I ordered a sample when they first came out. It didn't fit on the bigfoot feeders but the owner said he didn't realize they were a different size and would start to make some that would fit. That was a year and a half ago. I believe they would get awful dirty in a hunt that lasted over three days but I really like the concept. I was more of a snow goose hunter and have only recently switched to the darks so I would have liked to see someone come out with a goose glove that would change a snow shell into a Canada, but I realize I am probably in the minority. I have too many snow shells and not enough dark decoys!!


----------



## nodakoutdoors.com (Feb 27, 2002)

PorkChop said:


> Okay where is the store. Is it on the forum? Hell I would be willing to try a dozen or at least enough to cover all my full bodies. No sense leaving them in the shed if they can be used.

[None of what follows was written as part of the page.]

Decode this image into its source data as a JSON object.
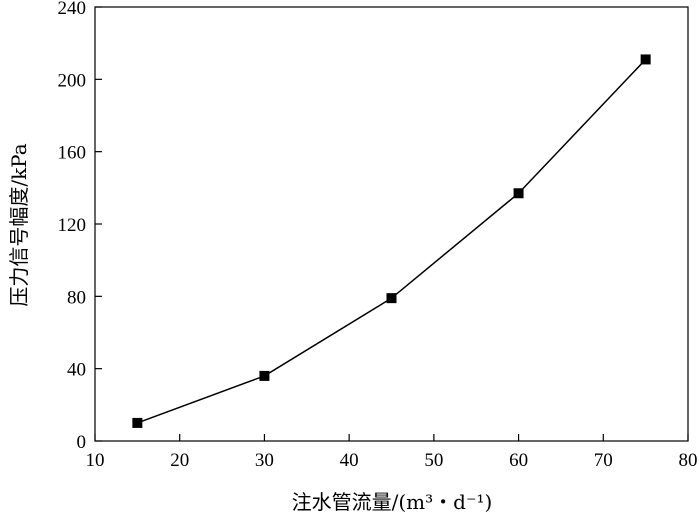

It's coming real soon....been working on it every spare minute to get it to where I want it. I'm shooting for Aug. 15th at the latest.


----------



## hoosier dhr (Jul 24, 2003)

What is the price on these goose sleeves? Do they fit shells or just FBs? (Thanks)


----------



## nodakoutdoors.com (Feb 27, 2002)

They should run at 55.95/doz.

They fit all standard FB's and shells.


----------



## djleye (Nov 14, 2002)

I just got a copy of the new mack PW and they have two sizes of them now, look at that to see what size you would need.(of course then order from the nodak outdoors store!!)


----------